The Capitol recently underwent a 14-year renovation and restoration project. The project was undertaken wing by wing just as the original construction of the Capitol was. The renovation started in 1988 and was finished in 2002 at a total cost of $158.8 million. The purpose of the project was to convert the Capitol into a modern working building while restoring and preserving its original 1917 appearance. One of the rooms that had been affected by previous "remodeling" that needed attention was the Governor's Conference Room. A previous first lady had painted over a lot of this room's gorgeous cherry wood with off white paint. I can't even imagine it. I'm still shuddering whenever I think of it. Thank goodness they fixed it.
The Governor uses this room for press conferences, bill signings, cabinet meetings, and receptions. It is modeled after the small council chamber in the Doge's palace in Italy. The chairs and furniture are the originals, with the state seal carved into the chairbacks. But my favorite part of the room was this little corner with the bust of Wisconsin's first territorial governor, Henry Dodge. It made me smile and remember the time we took the Girl Scouts to Governor Dodge State Park not far from Mineral Point.
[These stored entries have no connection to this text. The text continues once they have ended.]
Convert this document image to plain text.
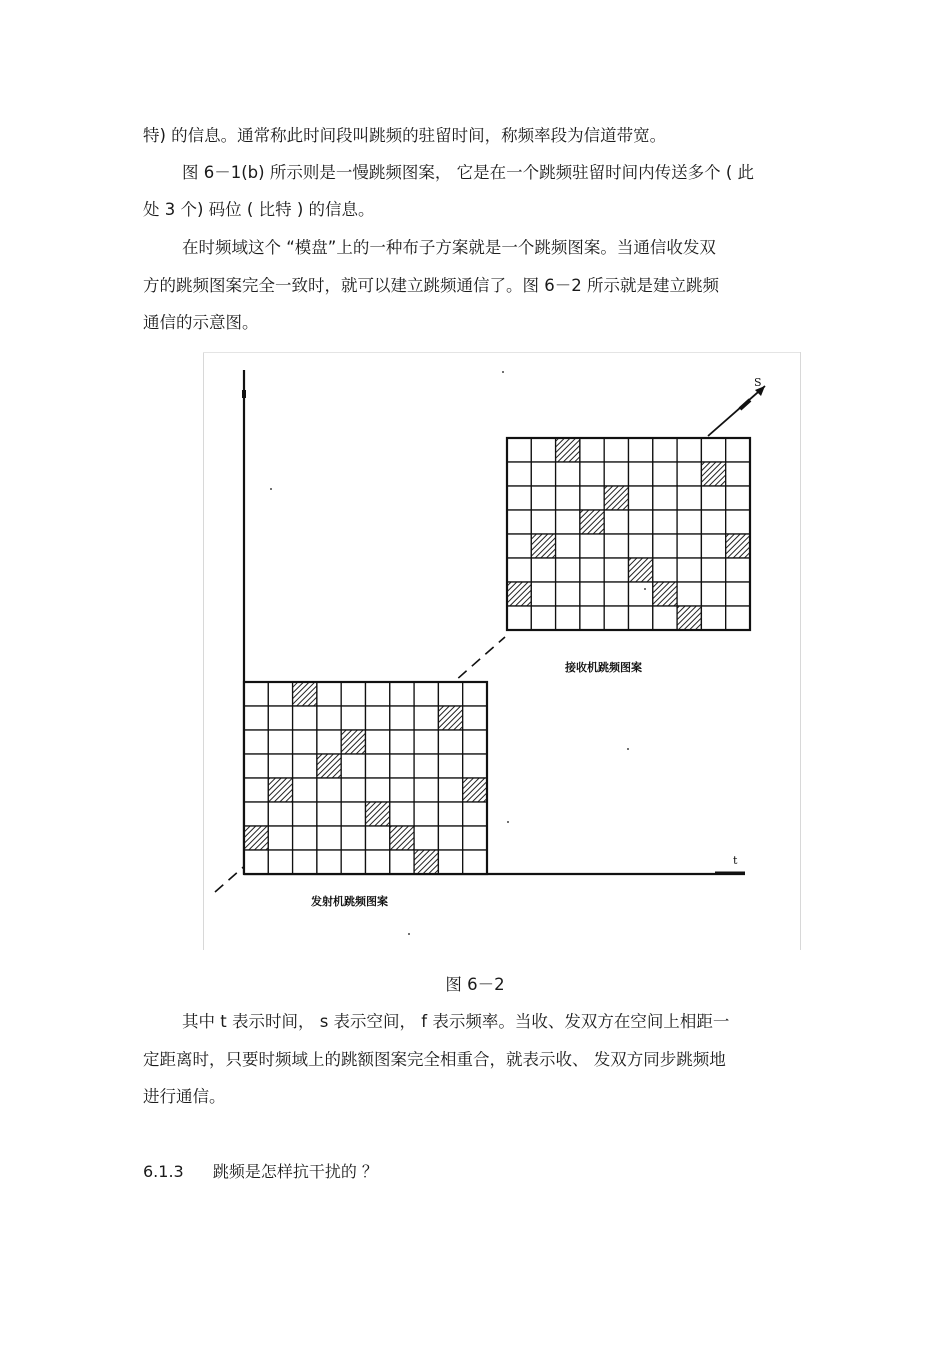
特) 的信息。通常称此时间段叫跳频的驻留时间，称频率段为信道带宽。
图 6－1(b) 所示则是一慢跳频图案， 它是在一个跳频驻留时间内传送多个 ( 此
处 3 个) 码位 ( 比特 ) 的信息。
在时频域这个 “模盘”上的一种布子方案就是一个跳频图案。当通信收发双
方的跳频图案完全一致时，就可以建立跳频通信了。图 6－2 所示就是建立跳频
通信的示意图。
t
S
接收机跳频图案
发射机跳频图案
图 6－2
其中 t 表示时间， s 表示空间， f 表示频率。当收、发双方在空间上相距一
定距离时，只要时频域上的跳额图案完全相重合，就表示收、 发双方同步跳频地
进行通信。
6.1.3 跳频是怎样抗干扰的 ？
The bust was made by Elisha Knowles and survived the fire in the previous Capitol.
The pretty parquet floor is made of teak, dark mahogany, white oak and white mahogany.
The Capitol is very accessible to the public; the guide invited us to sit in the chairs in every room we visited. I don't know about you, but I've never had that happen on a tour of a historic building! The fireplace below is made from hand-carved Italian Botticino marble. I hope no one plans on lighting a fire until they remove that dry tree on the left! But I'm guessing by the size and condition of the logs in there that it's just for looks.
|Jeanna and Dave listening to the tour guide|
Jeanna and I both noticed the ceiling lights made from French lead crystal. I tried but it didn't photograph very well.
In the entryway into the room was this great fountain. There were quite a few fountains throughout the Capitol which is interesting considering the water originally came from the lake and wasn't drinkable until the plumbing was remodeled in 1968!
That's our tour for today. We had snow coming down all day yesterday for New Year's Day so I stayed inside prepping the rest of my Capitol posts (seven more of them to come!) and watching reruns of "Shameless" on Showtime (new season starts January 12th) while Wayne went ice fishing again. What did you do on New Year's Day?